Des combats et des héroismes oubliés.
La libération de la France ne se résume pas au débarquement de Normandie puis à la libération de Paris. En effet, loin du front principal, la guerre se prolonge jusqu'en mai 1945 autour de réduits allemands jalonnant la façade maritime française, de l'estuaire de la Gironde jusqu'à Dunkerque. Ces réduits, qualifiés de poches par les Alliés et de forteresses, ou
Festungen
, par les Allemands, ne sont pas apparus par hasard. Ils découlent d'une stratégie de blocage des ports en eaux profondes des côtes françaises, belges et néerlandaises, énoncée en janvier 1944 par l'ennemi, afin de priver les Alliés d'assise logistique en cas de débarquement sur le continent. Aussi, lorsque le haut commandement allemand ordonne la retraite vers les frontières du Reich, le 17 août, des garnisons se retranchent au sein de treize
Festungen
, de Toulon à Dunkerque. Cependant, cette stratégie fait long feu dès la fin de l'été 1944, lorsque les Alliés s'emparent des capacités portuaires d'Anvers et de Marseille.
Certaines
Festungen
sont assaillies au cours de l'été 1944 : si Toulon et Marseille ne résistent que quelques jours, Cherbourg, Saint-Malo, Brest, Le Havre, Boulogne et Calais ne sont plus que des champs de ruines peu utiles. Quant aux poches restantes (Royan-Médoc, La Rochelle, Saint-Nazaire, Lorient, Dunkerque et les îles Anglo-Normandes), elles ne présentent pas de menace majeure pour les lignes de ravitaillement alliées. Dès lors, les "libérateurs" les relèguent au dernier rang de leurs priorités, avec le choix d'une simple garde. À l'inverse, le général de Gaulle intègre ces poches à son agenda, envisageant d'y mener des opérations d'ampleur, qui ne se concrétisèrent qu'au mois d'avril 1945 (Royan et Médoc).

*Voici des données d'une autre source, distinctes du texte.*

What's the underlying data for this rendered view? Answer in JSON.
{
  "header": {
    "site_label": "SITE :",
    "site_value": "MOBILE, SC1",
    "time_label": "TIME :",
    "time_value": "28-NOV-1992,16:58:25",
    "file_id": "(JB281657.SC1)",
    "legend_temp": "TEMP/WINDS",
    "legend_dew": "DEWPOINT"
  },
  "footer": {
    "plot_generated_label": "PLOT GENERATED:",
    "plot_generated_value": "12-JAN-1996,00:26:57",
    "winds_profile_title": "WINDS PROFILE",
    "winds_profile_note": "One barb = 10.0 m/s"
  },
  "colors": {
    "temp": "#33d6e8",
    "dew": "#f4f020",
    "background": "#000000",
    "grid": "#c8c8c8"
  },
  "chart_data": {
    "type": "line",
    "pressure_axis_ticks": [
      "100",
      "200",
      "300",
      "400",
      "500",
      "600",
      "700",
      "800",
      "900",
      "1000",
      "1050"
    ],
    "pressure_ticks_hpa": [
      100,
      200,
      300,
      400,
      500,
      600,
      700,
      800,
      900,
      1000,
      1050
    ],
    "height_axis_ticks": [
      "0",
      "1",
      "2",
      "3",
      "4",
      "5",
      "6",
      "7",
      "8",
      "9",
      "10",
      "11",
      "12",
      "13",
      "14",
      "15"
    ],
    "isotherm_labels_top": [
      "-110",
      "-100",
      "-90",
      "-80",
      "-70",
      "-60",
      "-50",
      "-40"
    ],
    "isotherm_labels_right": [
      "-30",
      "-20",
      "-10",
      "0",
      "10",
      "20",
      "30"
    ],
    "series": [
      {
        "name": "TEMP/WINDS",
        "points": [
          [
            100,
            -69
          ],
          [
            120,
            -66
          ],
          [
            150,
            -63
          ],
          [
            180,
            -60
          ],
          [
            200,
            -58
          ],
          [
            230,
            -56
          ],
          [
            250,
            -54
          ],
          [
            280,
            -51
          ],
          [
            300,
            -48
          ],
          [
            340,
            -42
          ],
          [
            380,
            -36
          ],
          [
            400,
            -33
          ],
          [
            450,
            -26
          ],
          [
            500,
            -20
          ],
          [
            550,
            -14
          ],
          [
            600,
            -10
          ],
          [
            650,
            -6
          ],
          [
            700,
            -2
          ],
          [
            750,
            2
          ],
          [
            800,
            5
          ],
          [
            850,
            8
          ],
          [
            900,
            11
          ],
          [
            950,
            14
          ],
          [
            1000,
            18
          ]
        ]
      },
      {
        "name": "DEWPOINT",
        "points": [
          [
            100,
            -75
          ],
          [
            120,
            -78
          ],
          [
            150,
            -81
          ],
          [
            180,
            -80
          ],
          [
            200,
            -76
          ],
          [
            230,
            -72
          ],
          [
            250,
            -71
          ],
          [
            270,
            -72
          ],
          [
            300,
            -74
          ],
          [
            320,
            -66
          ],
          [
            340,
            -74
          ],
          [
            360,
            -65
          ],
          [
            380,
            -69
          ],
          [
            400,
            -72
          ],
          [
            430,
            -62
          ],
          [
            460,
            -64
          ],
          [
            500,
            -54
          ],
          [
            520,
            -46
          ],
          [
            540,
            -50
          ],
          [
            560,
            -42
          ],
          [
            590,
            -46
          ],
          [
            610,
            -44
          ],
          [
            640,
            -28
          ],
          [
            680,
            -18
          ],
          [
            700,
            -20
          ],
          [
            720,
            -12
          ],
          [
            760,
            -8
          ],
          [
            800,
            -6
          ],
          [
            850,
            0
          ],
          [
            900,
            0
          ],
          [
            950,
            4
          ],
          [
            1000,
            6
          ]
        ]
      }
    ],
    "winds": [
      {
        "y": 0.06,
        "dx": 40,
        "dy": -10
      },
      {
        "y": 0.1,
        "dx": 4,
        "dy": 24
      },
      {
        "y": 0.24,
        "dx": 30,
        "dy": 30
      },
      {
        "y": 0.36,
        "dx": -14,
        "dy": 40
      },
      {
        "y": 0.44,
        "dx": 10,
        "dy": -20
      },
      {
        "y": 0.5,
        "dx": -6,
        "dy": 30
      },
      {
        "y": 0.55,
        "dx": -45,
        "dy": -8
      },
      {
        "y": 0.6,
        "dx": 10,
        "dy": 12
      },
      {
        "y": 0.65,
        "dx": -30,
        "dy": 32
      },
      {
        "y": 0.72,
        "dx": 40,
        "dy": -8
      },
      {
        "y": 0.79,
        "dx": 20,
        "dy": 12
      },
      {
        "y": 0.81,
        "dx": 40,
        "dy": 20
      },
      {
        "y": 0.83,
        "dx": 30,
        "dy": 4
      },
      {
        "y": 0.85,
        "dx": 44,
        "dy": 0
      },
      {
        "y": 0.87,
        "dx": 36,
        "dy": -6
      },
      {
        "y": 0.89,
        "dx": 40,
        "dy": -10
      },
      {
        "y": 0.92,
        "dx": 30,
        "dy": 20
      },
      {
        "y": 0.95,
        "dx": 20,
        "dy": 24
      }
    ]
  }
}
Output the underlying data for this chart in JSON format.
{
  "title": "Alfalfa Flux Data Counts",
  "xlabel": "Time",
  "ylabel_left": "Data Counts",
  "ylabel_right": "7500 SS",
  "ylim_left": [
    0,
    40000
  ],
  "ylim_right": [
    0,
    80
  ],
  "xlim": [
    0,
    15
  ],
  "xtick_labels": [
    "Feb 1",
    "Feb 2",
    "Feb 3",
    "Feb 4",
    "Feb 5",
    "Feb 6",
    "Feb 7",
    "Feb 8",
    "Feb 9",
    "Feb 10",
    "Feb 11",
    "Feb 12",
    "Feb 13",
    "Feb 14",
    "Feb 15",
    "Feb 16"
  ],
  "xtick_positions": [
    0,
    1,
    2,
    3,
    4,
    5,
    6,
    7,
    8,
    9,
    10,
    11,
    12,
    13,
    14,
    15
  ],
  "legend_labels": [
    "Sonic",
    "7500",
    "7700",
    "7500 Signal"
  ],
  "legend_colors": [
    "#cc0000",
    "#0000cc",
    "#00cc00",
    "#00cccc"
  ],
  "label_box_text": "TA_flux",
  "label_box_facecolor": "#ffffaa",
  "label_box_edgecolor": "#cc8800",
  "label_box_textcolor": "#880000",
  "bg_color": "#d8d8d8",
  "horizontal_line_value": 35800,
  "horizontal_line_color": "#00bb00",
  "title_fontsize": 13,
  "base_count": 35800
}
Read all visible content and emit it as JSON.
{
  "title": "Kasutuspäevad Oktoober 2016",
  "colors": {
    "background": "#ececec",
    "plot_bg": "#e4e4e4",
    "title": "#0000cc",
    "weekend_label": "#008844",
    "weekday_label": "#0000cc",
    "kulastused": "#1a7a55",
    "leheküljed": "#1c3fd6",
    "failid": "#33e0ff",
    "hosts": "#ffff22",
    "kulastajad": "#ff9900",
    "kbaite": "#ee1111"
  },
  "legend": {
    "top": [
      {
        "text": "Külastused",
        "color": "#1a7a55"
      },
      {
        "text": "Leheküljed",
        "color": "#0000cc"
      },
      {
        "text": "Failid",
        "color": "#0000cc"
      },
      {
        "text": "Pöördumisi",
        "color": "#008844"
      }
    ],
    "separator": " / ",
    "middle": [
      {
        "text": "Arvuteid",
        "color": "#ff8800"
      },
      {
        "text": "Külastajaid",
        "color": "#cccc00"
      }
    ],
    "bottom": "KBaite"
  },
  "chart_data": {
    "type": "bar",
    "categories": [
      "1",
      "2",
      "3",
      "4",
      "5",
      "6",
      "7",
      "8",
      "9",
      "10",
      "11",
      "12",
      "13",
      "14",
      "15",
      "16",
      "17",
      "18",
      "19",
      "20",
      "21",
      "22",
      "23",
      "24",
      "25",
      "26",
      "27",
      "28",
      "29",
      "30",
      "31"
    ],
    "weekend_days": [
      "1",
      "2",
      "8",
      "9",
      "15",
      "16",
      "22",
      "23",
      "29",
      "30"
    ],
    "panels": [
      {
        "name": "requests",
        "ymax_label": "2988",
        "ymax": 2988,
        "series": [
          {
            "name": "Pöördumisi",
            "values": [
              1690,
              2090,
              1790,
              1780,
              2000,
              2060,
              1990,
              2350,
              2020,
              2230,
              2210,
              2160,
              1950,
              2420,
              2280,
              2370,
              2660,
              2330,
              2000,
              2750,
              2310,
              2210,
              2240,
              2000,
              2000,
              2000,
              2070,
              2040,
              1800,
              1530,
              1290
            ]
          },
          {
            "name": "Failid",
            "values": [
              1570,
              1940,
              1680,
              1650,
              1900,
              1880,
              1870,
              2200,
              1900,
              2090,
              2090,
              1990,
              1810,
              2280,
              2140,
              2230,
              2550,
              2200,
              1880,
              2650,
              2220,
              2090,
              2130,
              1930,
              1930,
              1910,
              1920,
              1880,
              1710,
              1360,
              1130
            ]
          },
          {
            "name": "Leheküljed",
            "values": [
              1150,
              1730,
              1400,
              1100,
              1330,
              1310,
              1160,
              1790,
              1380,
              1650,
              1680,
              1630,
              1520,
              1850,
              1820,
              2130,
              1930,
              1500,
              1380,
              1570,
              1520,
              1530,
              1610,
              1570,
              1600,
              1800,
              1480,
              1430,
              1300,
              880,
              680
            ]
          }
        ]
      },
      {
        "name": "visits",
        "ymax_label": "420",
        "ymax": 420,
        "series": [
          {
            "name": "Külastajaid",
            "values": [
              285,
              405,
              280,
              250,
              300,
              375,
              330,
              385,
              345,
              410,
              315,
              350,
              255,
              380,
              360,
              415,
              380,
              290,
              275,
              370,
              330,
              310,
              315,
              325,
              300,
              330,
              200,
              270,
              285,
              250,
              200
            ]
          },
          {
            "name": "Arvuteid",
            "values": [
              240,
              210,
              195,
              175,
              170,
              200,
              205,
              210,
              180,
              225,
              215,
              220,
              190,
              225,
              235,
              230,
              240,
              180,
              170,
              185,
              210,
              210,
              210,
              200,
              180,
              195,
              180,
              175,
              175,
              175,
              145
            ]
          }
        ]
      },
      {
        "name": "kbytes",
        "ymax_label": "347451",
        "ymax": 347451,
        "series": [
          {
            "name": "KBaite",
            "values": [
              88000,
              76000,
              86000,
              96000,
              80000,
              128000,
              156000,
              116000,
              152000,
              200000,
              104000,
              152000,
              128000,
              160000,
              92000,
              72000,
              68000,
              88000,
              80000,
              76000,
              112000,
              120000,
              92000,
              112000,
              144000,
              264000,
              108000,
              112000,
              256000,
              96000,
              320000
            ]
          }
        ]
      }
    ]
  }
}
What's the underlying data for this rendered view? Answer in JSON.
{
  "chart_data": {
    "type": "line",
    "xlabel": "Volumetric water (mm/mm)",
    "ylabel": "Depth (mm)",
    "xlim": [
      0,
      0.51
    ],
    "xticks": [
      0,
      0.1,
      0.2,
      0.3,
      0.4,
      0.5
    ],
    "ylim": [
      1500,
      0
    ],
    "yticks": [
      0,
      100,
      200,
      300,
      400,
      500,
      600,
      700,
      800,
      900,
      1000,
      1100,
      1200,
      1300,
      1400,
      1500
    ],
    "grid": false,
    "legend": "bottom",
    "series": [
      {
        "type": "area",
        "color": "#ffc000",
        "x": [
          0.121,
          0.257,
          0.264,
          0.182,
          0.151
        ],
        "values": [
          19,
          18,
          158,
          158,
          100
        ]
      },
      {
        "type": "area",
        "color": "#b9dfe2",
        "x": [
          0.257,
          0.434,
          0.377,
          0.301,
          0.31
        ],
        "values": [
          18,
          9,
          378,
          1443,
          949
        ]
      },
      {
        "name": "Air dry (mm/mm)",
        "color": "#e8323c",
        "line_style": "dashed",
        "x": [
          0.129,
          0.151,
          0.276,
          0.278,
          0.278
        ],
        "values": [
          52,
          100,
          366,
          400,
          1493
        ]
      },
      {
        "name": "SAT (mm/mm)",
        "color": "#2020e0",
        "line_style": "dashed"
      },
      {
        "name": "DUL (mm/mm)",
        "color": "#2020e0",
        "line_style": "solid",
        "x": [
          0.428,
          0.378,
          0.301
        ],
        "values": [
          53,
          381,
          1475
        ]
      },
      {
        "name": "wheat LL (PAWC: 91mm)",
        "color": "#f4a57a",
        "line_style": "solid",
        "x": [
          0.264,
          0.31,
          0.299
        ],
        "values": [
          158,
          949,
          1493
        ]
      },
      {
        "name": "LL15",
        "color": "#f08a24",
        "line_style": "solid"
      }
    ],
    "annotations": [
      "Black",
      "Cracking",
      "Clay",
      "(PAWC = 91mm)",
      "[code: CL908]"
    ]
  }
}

Dans ce contexte, le siège des poches, en grande partie confié à des troupes françaises issues des Forces françaises de l'Intérieur, se mue en une longue attente, ponctuée d'embrasements locaux épisodiques. Aux antipodes du front principal, ces poches sont assimilées dès l'automne 1944 à des " fronts oubliés ", une désignation qui a perduré jusqu'à nos jours, non sans paradoxe : leur souvenir repose sur ce sentiment d'oubli.
Une enquête historique exemplaire sur les derniers feux de la guerre à l'Ouest.